Third, did the smartest actually get smarter and we didn’t notice?
Notwithstanding the assessment of one senator that the senior high-school program did not fully achieve its goal, I am convinced that the extra two years are paying off.
Also, kids are starting school much earlier. Some people from my generation probably went straight to first grade at age seven, but most others attended at age six either kindergarten or prep school. Nowadays, we have pre-kinder and even toddler programs! And of course, we hear of some parents who are already playing classical music or reciting Homer to the babies in their wombs.
Some schools also have better teachers in the formative years, as well as superior libraries, laboratories and other learning facilities and equipment. Some have sports programs, choirs, drama guilds, newspapers, orchestras, and even international exchanges and travel to complement classroom instruction. Students who have these opportunities will probably perform better than those who don’t.
Of course we don’t discard those students who at the end of the semester bargain for better grades. Where I teach, we call the occasion “grade consultation day.” There are legitimate reasons for grade consultation that are not limited to computation errors. However, I am uncomfortable when students ask for higher grades they do not obviously deserve.
And there are those who maintain honors standing by dropping classes where they think their best grade is an A-minus.
Fourth, did teachers lower the bar? There are professors who delight in seeing their students suffer and openly proclaim their intolerance for the slightest hint of mediocrity. Yet, some of these “tor-mentors” have bred the most resilient human beings for tougher challenges later in life. They are the guardians of grade “deflation.”
Then there are those who flood their classes with A’s and A-minuses. This becomes disturbing if the high evaluations do not reflect achievement, and occurs at a systemic level.
One veteran professor said he used “normative grading” (somewhat similar to the “forced grading” employed by another columnist-teacher). In his classes, he said, students would find themselves at fixed points of a normal distribution curve — those points being the range of possible grades. He would rank the class from highest to lowest, then divide them by the number of grade options, and finally assign a grade corresponding to their octet. I am uncomfortable with this because in a high-achieving class, those finding themselves at the lowest eighth would end up failing even if their scores were high. Vice versa, in a class of laggards, seven-eighths of the class would pass even if their performance was below par.
Critics of grade inflation blame generous professors, especially when a high mark does not appear to others to be deserved. But there are students whose work is consistently outstanding during the term and rightly deserve an A. I consider it a blessing if several of them were to converge in one classroom, despite a pandemic.

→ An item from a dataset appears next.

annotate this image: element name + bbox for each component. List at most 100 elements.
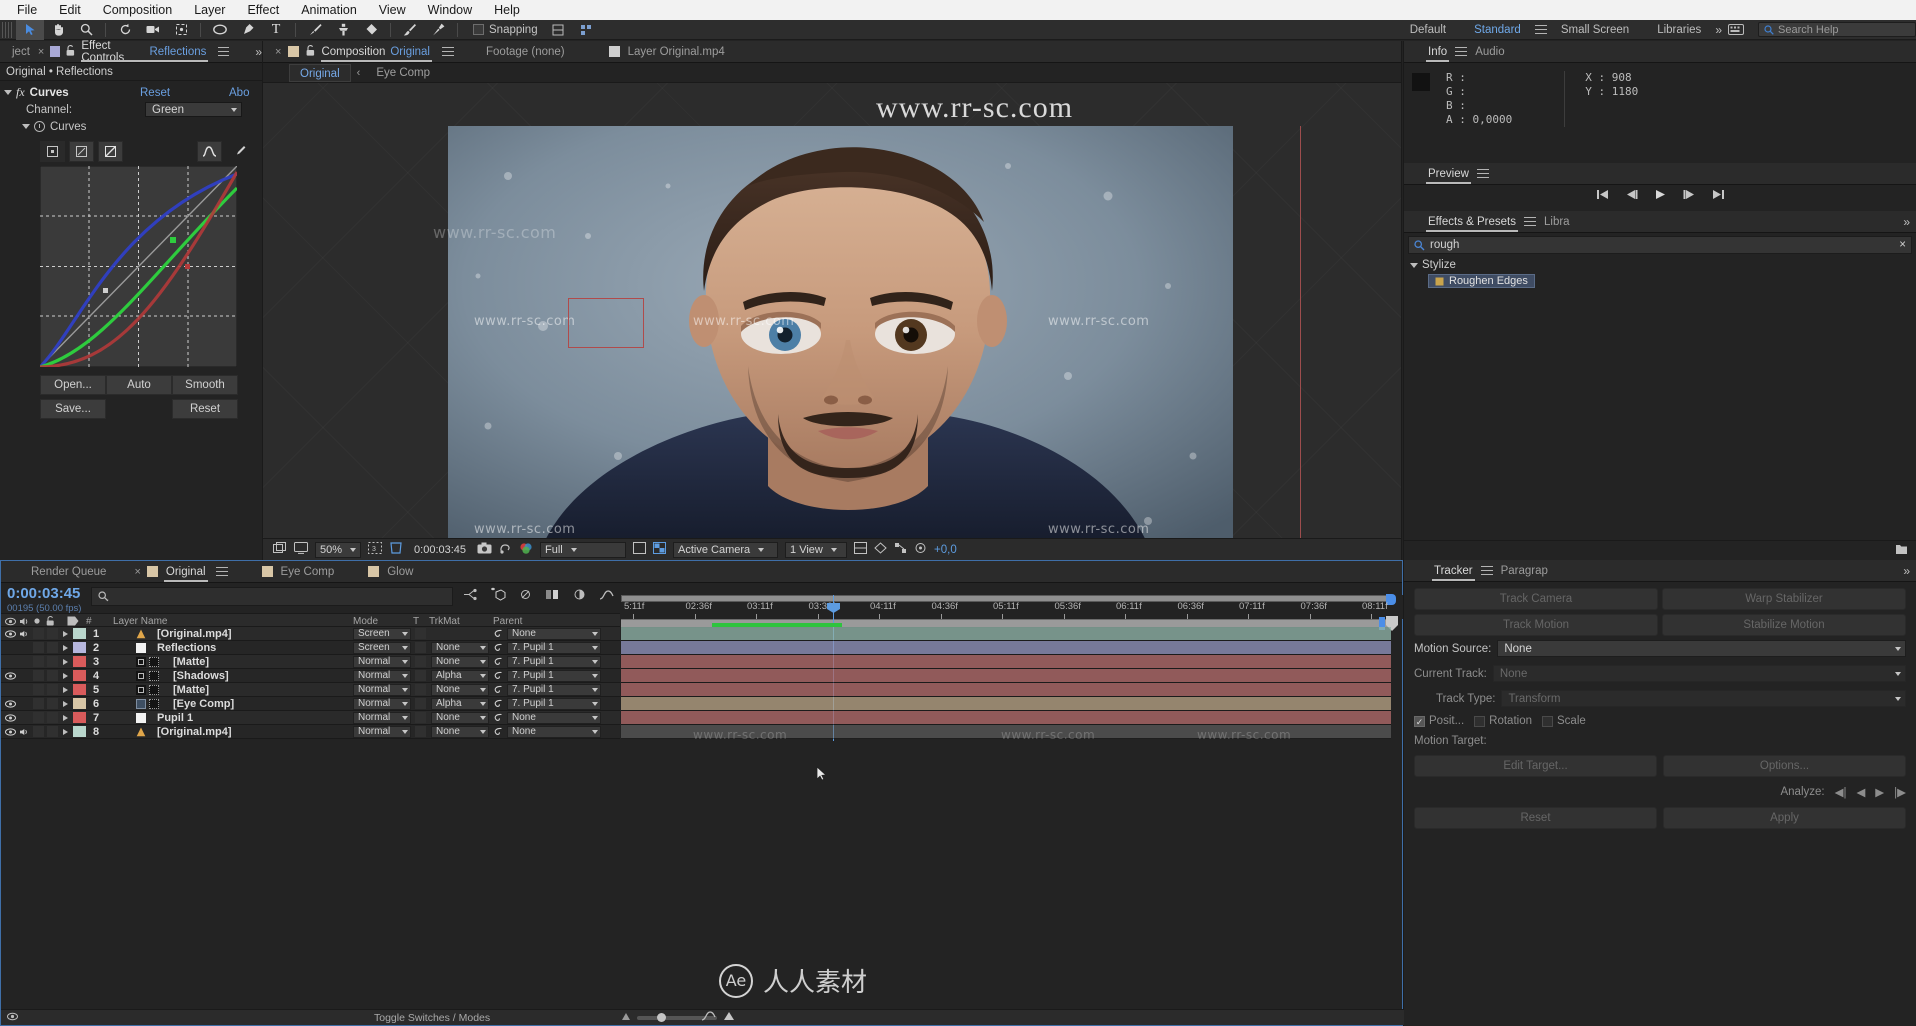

So let me go back to the pandemic. Before the vaccines, COVID-19 gave war-like vibes: lockdowns, masks, law enforcers in combat attire, uncertainty to the max, induced coma, dying at hospital parking lots, an invisible aggressor. No movies, public transport, restaurants, shopping, or church. I admired students who showed up for class even as they mourned the loss of family members or cared for the sick. I noticed one who faithfully attended online meetings from her hospital room, and those who were trapped in distant locations. I would have given them tougher assignments and expected better. Normally. But I know they did the best they could — without the incentive of báon — despite adverse technical, physical, mental conditions. I am convinced the circumstances made many of them more earnest in their pursuit of an education, more creative and resilient. As perhaps was also the case with many of the UP Class of 2025.
In my opinion, there is no need to review the honors criteria. It is up to teachers if they still want to be liberal with 1.0’s — or be exacting, demanding and critical.